Чем-то я своим поведением, по его словам, напомнил ему грузина, который на допросах твердил: «Не знаю. Не буду!» «Чего не знаешь, чего не будешь?» Грузин страшно выкатывает глаза и опять: «Не знаю! Не буду!» Как к нему ни подбирался Игорь Анатольевич, за все время следствия ничего другого от грузина так и не услышал. Еще был цыган, который не умел ни читать, ни писать, но всегда подолгу «читал» протокол, даже когда для потехи Кудрявцев подавал лист «вверх ногами». Когда надо было расписываться, лицо цыгана наливалось кровью, на лбу выступал пот, он вставал и, зажав в кулак ручку, тараща глаза на протокол, начинал описывать круги над бумагой, все быстрее, быстрее, пока не раздавался дикий вопль и ручка клювом не падала на страницу. Получалось что-то вроде запятой. Расписался. Цыган вытирал рукавом пот со лба и гордо встряхивал кудри.

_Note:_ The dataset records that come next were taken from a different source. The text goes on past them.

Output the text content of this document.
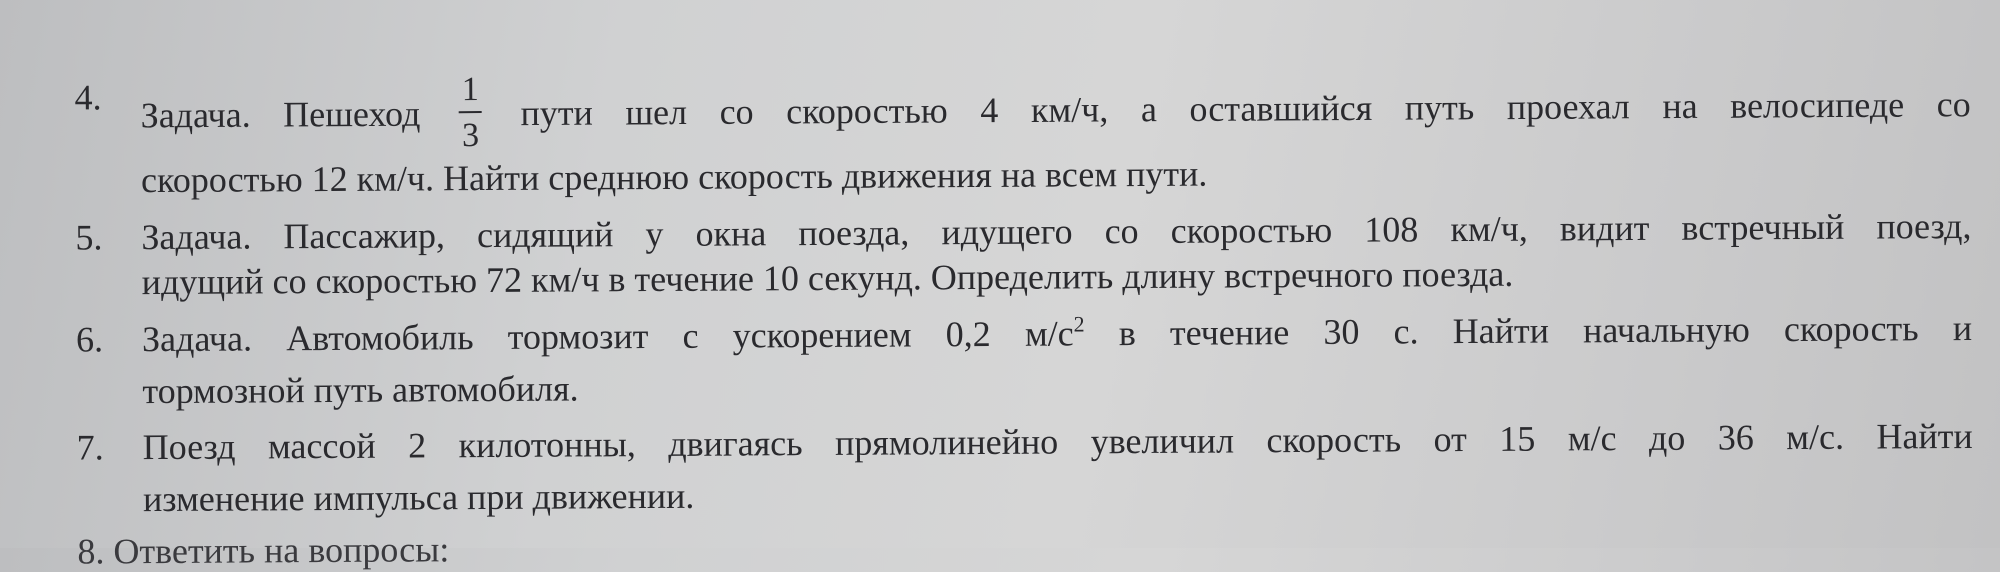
4. Задача. Пешеход $\frac{1}{3}$ пути шел со скоростью 4 км/ч, а оставшийся путь проехал на велосипеде со
скоростью 12 км/ч. Найти среднюю скорость движения на всем пути.
5. Задача. Пассажир, сидящий у окна поезда, идущего со скоростью 108 км/ч, видит встречный поезд,
идущий со скоростью 72 км/ч в течение 10 секунд. Определить длину встречного поезда.
6. Задача. Автомобиль тормозит с ускорением 0,2 $м/с^2$ в течение 30 с. Найти начальную скорость и
тормозной путь автомобиля.
7. Поезд массой 2 килотонны, двигаясь прямолинейно увеличил скорость от 15 м/с до 36 м/с. Найти
изменение импульса при движении.
8. Ответить на вопросы:
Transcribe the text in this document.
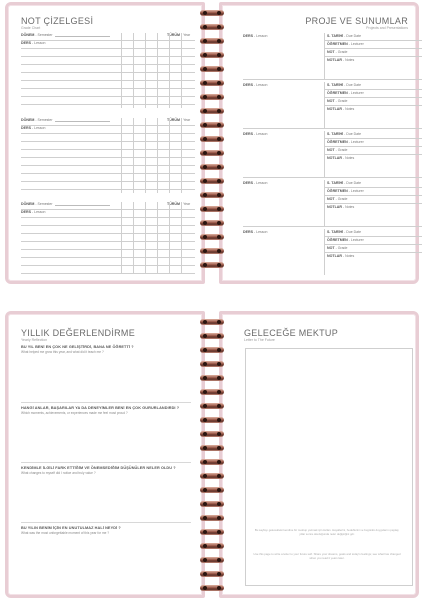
NOT ÇİZELGESİ
Grade Chart
DÖNEM - Semester	TÜRÜM - Year
DERS - Lesson
DÖNEM - Semester	TÜRÜM - Year
DERS - Lesson
DÖNEM - Semester	TÜRÜM - Year
DERS - Lesson
PROJE VE SUNUMLAR
Projects and Presentations
DERS - Lesson	S. TARİHİ - Due Date
ÖĞRETMEN - Lecturer
NOT - Grade
NOTLAR - Notes
DERS - Lesson	S. TARİHİ - Due Date
ÖĞRETMEN - Lecturer
NOT - Grade
NOTLAR - Notes
DERS - Lesson	S. TARİHİ - Due Date
ÖĞRETMEN - Lecturer
NOT - Grade
NOTLAR - Notes
DERS - Lesson	S. TARİHİ - Due Date
ÖĞRETMEN - Lecturer
NOT - Grade
NOTLAR - Notes
DERS - Lesson	S. TARİHİ - Due Date
ÖĞRETMEN - Lecturer
NOT - Grade
NOTLAR - Notes
YILLIK DEĞERLENDİRME
Yearly Reflection
BU YIL BENİ EN ÇOK NE GELİŞTİRDİ, BANA NE ÖĞRETTİ ?
What helped me grow this year, and what did it teach me ?
HANGİ ANLAR, BAŞARILAR YA DA DENEYİMLER BENİ EN ÇOK GURURLANDIRDI ?
Which moments, achievements, or experiences made me feel most proud ?
KENDİMLE İLGİLİ FARK ETTİĞİM VE ÖNEMSEDİĞİM DÜŞÜNÜLER NELER OLDU ?
What changes to myself did I notice and truly value ?
BU YILIN BENİM İÇİN EN UNUTULMAZ HALİ NEYDİ ?
What was the most unforgettable moment of this year for me ?
GELECEĞE MEKTUP
Letter to The Future
Bu sayfayı gelecekteki kendine bir mektup yazmak için kullan. Hayallerini, hedeflerini ve bugünkü duygularını paylaş; yıllar sonra okuduğunda neler değiştiğini gör.
Use this page to write a letter to your future self. Share your dreams, goals and today's feelings; see what has changed when you read it years later.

— А я вам удивляюсь, Игорь Анатольевич, — бойко пишите протоколы, без помарок — я бы так не сумел. С вашими героями могли бы детективы писать.
— Знаете ли, на литературную работу совершенно времени нет, — скромно отказывается Игорь Анатольевич.
Смотрю на жухлый циферблат его видавшей виды «Победы»:
— Много работаете — много зарабатываете?
Мнется: сколько вы думаете?
— Двести рублей?
— Немного больше.
Ну пусть 250, и за эти деньги, думаю, ты не вылезаешь из тюрем, ловчишь, обманываешь и сажаешь людей — продаешь свою совесть.